The lamps in the emptied Chapel were flickering amid the smell of their approaching dissolution — the stars seen through the windows were fast outvying them, and shewed that Heaven is seen more distinctly as Earthly light declines.

Montmorency led his legion into the still crowded streets and what they
 
did during the ‘sma’ hours’ of that night — “Is it not written in the books of the Chronicles of the Kings of Israel?!

The first visitor to the Coffee room of the Hotel, next morning, was the Hero of the previous night, who entered with a look, half quizzical — half serious — and rang the bell which was answered by Fanny.

“Fanny — what do they think of me in these parts?”

Fanny blushed, giggled and replied

“Why Sir, they say you are a very nice looking gentleman.”

“Ah, but that is not to the point — It’s the
Soul
, Fanny, that I’m thinking of!
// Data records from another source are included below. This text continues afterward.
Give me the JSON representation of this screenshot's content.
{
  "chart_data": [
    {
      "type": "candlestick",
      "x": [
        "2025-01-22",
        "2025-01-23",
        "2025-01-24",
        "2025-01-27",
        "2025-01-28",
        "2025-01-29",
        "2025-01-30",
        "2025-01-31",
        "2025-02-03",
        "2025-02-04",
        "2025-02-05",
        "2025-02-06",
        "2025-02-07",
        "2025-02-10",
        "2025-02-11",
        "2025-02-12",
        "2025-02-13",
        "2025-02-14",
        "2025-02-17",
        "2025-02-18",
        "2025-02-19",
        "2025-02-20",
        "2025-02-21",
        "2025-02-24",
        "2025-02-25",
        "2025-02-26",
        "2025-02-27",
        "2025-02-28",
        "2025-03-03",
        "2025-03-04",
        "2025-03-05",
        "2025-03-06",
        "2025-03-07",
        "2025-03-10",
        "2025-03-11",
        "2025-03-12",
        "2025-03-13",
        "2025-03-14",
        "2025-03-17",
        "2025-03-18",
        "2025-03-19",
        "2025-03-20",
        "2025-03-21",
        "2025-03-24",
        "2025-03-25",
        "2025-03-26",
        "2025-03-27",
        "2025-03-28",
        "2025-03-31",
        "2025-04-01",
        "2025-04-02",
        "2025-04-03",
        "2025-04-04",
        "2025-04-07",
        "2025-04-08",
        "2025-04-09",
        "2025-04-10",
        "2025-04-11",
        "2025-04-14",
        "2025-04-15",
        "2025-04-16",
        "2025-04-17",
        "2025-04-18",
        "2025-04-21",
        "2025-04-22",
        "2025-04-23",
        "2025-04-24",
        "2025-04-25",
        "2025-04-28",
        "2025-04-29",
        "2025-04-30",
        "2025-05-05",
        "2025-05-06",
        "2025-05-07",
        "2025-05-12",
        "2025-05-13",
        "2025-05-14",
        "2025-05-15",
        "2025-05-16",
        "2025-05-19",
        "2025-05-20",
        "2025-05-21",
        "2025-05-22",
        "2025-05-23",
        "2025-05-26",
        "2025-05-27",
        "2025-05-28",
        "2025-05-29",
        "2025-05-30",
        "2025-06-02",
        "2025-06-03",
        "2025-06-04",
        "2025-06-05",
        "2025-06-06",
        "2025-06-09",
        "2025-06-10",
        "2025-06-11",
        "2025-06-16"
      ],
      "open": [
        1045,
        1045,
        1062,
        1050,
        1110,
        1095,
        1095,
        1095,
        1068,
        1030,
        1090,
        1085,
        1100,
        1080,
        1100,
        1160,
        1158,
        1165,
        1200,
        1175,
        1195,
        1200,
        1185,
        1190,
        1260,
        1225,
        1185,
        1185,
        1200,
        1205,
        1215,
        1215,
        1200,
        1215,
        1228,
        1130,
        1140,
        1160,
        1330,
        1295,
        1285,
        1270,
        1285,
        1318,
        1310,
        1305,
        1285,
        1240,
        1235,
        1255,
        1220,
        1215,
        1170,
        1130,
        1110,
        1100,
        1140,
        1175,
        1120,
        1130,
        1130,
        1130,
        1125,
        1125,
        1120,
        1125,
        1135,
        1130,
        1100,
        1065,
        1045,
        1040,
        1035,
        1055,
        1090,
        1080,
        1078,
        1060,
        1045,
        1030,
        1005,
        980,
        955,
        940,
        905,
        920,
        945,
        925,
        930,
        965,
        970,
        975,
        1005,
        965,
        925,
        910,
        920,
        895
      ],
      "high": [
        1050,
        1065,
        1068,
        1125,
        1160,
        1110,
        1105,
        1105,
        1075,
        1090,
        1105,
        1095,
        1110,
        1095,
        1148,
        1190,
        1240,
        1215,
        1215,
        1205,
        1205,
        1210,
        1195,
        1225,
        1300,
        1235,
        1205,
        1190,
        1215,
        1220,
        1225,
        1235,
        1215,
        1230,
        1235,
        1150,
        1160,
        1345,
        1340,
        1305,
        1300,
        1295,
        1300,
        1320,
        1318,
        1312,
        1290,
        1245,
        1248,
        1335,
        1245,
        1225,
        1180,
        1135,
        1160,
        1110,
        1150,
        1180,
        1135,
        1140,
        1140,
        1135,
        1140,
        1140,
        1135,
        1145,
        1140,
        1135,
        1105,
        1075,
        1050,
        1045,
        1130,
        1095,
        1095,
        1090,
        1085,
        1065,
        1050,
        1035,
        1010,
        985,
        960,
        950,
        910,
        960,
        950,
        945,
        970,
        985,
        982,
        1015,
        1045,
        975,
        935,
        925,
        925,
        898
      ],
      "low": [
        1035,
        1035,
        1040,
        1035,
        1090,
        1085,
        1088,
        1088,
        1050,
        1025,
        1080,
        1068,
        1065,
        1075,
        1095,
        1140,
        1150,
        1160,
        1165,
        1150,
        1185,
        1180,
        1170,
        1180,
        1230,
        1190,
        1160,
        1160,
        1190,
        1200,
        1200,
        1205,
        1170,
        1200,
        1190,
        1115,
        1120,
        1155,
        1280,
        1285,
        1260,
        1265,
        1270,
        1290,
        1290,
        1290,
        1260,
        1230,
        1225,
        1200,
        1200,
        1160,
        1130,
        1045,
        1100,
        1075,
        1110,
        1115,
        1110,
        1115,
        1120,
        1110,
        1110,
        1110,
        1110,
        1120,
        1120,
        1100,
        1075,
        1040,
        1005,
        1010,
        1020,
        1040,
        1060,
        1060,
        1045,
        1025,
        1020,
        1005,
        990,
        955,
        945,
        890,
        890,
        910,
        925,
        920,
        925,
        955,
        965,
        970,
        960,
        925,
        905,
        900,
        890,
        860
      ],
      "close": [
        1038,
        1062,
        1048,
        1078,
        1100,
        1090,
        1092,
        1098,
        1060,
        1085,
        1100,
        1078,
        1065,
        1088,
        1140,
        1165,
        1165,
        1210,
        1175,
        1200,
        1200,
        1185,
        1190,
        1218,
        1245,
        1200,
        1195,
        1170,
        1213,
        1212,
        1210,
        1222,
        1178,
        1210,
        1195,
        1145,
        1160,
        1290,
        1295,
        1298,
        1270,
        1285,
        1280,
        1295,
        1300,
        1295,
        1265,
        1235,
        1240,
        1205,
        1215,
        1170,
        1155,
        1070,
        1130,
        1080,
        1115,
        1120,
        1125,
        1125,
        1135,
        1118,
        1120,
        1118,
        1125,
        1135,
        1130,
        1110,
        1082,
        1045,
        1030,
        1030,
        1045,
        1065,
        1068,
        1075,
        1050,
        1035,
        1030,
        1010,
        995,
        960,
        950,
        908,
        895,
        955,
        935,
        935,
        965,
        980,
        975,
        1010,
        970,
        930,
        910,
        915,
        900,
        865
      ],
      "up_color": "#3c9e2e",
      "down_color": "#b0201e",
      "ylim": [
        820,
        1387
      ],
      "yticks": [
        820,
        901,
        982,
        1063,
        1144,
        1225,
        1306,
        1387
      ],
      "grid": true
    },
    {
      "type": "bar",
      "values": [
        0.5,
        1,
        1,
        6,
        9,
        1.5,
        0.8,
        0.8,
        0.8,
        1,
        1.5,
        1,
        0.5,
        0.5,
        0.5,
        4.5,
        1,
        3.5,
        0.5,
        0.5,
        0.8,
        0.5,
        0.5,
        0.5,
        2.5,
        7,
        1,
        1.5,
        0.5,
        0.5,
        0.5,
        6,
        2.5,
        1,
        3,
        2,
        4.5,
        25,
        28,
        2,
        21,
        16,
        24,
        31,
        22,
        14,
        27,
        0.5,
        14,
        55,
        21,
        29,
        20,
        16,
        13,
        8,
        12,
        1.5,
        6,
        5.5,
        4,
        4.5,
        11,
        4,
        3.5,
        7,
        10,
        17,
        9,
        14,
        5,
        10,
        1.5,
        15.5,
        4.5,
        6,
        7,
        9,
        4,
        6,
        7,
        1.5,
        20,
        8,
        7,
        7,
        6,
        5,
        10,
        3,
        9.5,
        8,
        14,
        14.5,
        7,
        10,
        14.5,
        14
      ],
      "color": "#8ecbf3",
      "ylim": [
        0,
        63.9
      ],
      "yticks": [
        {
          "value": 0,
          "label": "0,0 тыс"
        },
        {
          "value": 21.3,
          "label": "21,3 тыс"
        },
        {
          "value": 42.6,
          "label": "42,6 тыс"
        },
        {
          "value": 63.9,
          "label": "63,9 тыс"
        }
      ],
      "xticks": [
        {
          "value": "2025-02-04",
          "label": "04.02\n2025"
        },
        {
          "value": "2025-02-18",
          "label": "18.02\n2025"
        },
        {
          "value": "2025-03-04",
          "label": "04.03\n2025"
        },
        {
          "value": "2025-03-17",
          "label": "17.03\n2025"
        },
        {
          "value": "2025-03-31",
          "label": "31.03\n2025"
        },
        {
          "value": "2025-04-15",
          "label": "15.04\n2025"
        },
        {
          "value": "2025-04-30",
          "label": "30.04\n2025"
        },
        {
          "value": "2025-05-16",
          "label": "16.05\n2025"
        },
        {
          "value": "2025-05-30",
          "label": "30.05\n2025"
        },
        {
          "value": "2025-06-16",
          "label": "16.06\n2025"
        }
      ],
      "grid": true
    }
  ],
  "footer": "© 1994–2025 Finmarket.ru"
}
What do they say about my soul?”

“Well — really — Sir — Why we do not know what to think — We think you are a great gentleman and a clever one — and you pay well — and people say Sir — people say — ”

“What — Fanny?”

“Well — do excuse me Sir — They say you have behaved ill to women often.”

“Ah! My girl — remember that the tongue though it be a little member can work great mischeif! I’m as innocent as a new born babe — Get me a cup of coffee — four poached eggs, and a ‘demi tasse’ of Cogniac for breakfast.”

“What is that last order Sir?”

“It means as much Brandy as you please my girl — I thought you understood the Chaldaic dialect of the Hebrew — But you perhaps understand that language.” said Mr Percy — impressing an unmistakeable kiss on the pink cheek of the young woman, who left the room to execute his orders in a rather flurried and hesitating manner.

As she closed the door his eyes wandered to the window through which beyond the houses could be seen the purple summits of the moorland hills. A long line of fir plantations marked the spot wherein his feelings anchored, and as soon as he had dispatched a hasty breakfast, to that spot he wended his way.

The mild but rather misty air of the uplands for a while diverted his mind from the follies of the previous night. The cattle quietly lying in their mornings rest among the dew spangled grass and half opened daisies, the mountain sheep with shackled limbs still contentedly making their breakfast on the produce of an ungrateful soil, all spoke of calm and contentment — sincere, though perhaps forced, and shewn by objects humble enough in the scale of Creation.